Cardi B. Reminds Us That Respectability Politics Won’t Save Black People
In a recent Instagram post, singer/songwriter Cardi B. clapped back at the haters who leave comments under her posts about reality TV being the reason black people are murdered. She says, “Stop trying to blame reality TV to try to show what’s wrong with [minorities/ black people]. “What’s wrong with us” has nothing to do with us, it has something to do with them. Niggas don’t take us serious, niggas don’t like us before TV even fucking started.”
Cardi B., one of our problematic faves, reminds us that the system and, essentially, non-black people been hated us before reality TV. Reality TV only capitalizes upon black culture and black bodies, particularly black women and femmes, from what we’ve already created out of resilience, innovation, creativity and survival. Ultimately, Cardi reminds us that the system we live in is designed to kill us, regardless of how we’re surviving and navigating within it.
Respectability politics are harmful and life-threatening in a world that requires us to perform whiteness, access proximity to whiteness and emulate whiteness to survive. We kill ourselves and our culture so we can garner humanity. Cardi B.’s career has been on the content creation platforms of Vine and Instagram, and more recently on the reality television show Love and Hip Hop New York. In this time, she’s had the platform to shift narratives of respectability politics from discussing her body modification, her pro-hoe lyricism as a rapper, her Afro-Latina identity, and her black feminist politics in her everyday videos she posts online.
She notably came to the defense of Gabby Douglas and Simone Biles when the world was perpetuating antiblackness by critiquing their hair during the Olympics. In a viral video, Cardi B. says, “If Black lives matter to y’all so much, then Black looks, Afro looks, should matter to y’all, too.”

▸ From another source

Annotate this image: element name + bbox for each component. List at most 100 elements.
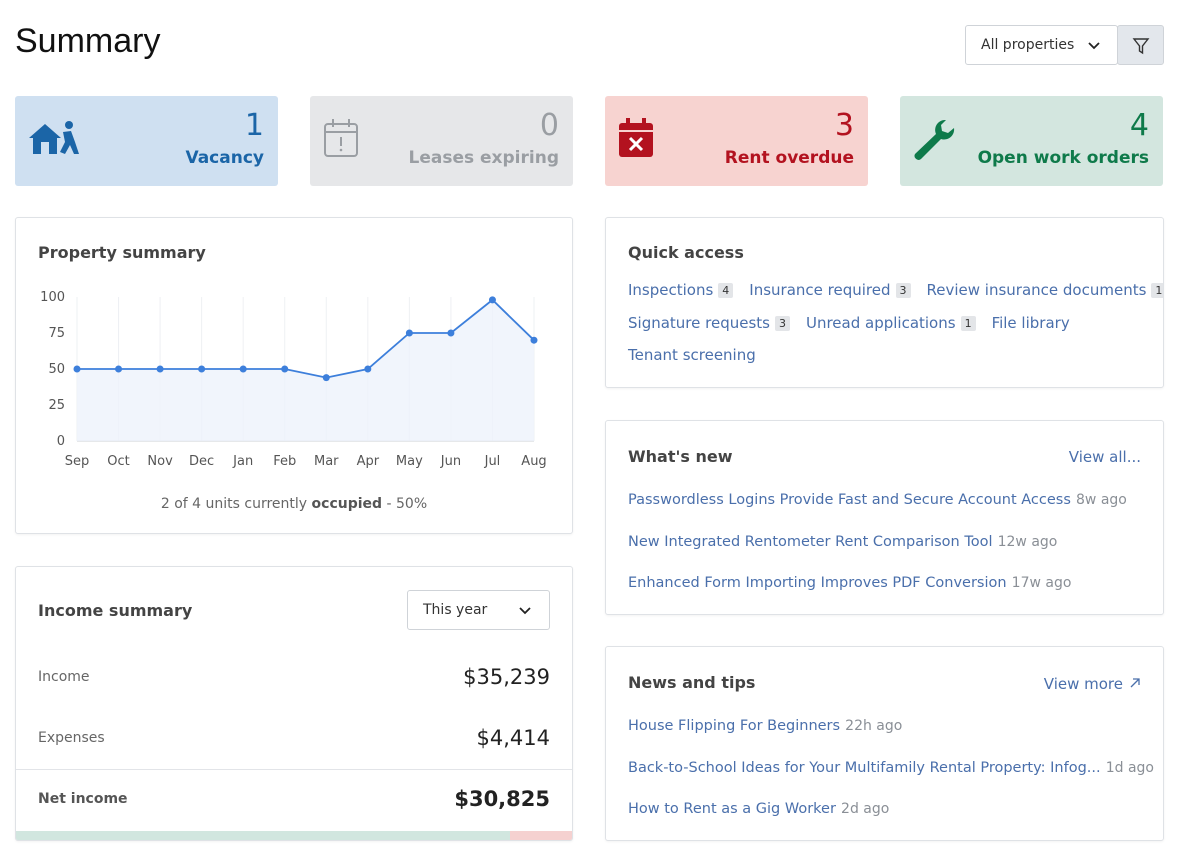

Her mixtape, Gangsta Bitch Music Vol. 1, and her tweets on being called a hoe remind all audiences that Cardi is not here for slut-shaming or for comparing black women and femmes against each other. In her tweets responding to memes comparing her with Ayesha Curry, she says: “She’s a good woman to her man, and I’m a good one to mines. People like different things.”
Cardi also says, “Remember what Maya Angelou used to be, and she in nikkas (niggas) text books.”
Although Cardi B. has some work to do on her queer and trans politics, she has galvanized a black feminist hoeism politic that allows for black women and femmes to feel empowered in whichever way they perform, present and navigate outside of the gaze of respectability.